- Supreme Court of the United States

Decided January 26, 2009
- Full case name: United States v. Eurodif S.A.
- Citations: 555 U.S. 305 (more)

Holding
- When a statute delegates an interpretive decision to an administrative agency in the first instance, the agency's interpretation governs in the absence of unambiguous statutory language to the contrary or an unreasonable resolution of ambiguous language.

Court membership
- Chief Justice John Roberts Associate Justices John P. Stevens · Antonin Scalia Anthony Kennedy · David Souter Clarence Thomas · Ruth Bader Ginsburg Stephen Breyer · Samuel Alito

Case opinion
- Majority: Souter, joined by unanimous

= United States v. Eurodif S.A. =

United States v. Eurodif S.A., , was a United States Supreme Court case in which the court held that when a statute delegates an interpretive decision to an administrative agency in the first instance, the agency's interpretation governs in the absence of unambiguous statutory language to the contrary or an unreasonable resolution of ambiguous language. Here, the Commerce Department's interpretation of the contract at issue as a sales of goods rather than of services reflected a permissible interpretation and application of its authorizing statute.

==Background==

Nuclear utilities generally procure their fuel, "low enriched uranium" (LEU), through one of two types of contracts. Under an "enriched uranium product" (EUP) contract, the utility simply pays the enricher cash for LEU of a desired quantity and "assay," i.e., its percentage of the isotope necessary for a nuclear reaction. The amount of energy required to enrich a quantity of "feed uranium" to a given assay is described in terms of an industry standard called a "separative work unit" (SWU). Under a "SWU contract," the utility provides a quantity of feed uranium and pays the enricher for the SWUs to produce the required LEU quantity and assay. SWU contracts do not require that the required number of SWUs actually be applied to the utility's uranium. Because feed uranium is fungible and essentially trades like a commodity, and because profitable operation of an enrichment plant requires the constant processing of feed uranium from the enricher's undifferentiated stock, the LEU provided to a utility under a SWU contract cannot be traced to the particular unenriched uranium the utility provided.

Petitioners (collectively, USEC), who ran the only uranium enrichment factory in the United States, petitioned the Commerce Department for relief under the Tariff Act of 1930, which calls for "antidumping" duties on "foreign merchandise" sold in this country at "less than its fair value" but does not touch international sales of services. USEC alleged that LEU imported from European countries under both EUP and SWU contracts was being sold in the United States at less than fair value and was materially harming domestic industry.

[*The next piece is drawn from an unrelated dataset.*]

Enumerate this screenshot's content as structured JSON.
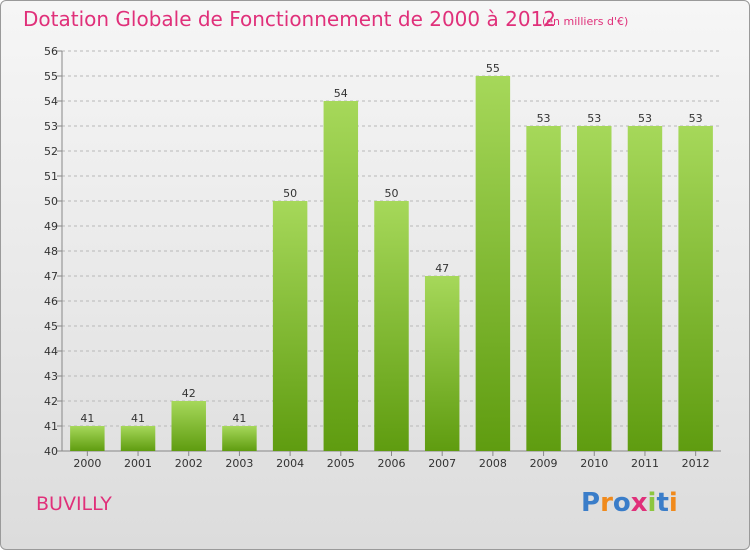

In its final determination, the Commerce Department concluded that LEU from France, including LEU acquired under SWU contracts, was being sold here at less than fair value. Among other things, the Commerce Department rejected the claim that such transactions were sales of enrichment services, as provided in SWU contracts. The Court of International Trade (CIT) ultimately reversed, noting the "legal fiction" expressed in SWU contracts that the very feed uranium delivered by a utility to an enricher is enriched and then returned as LEU to the utility. Finding that the record did not support a determination that the enricher has any ownership rights, the CIT reasoned that the Commerce Department's decision was unsupported by substantial evidence and not in accordance with law. The Federal Circuit affirmed, approaching the issues much as the CIT had.

==Opinion of the court==

The Supreme Court issued an opinion on January 26, 2009.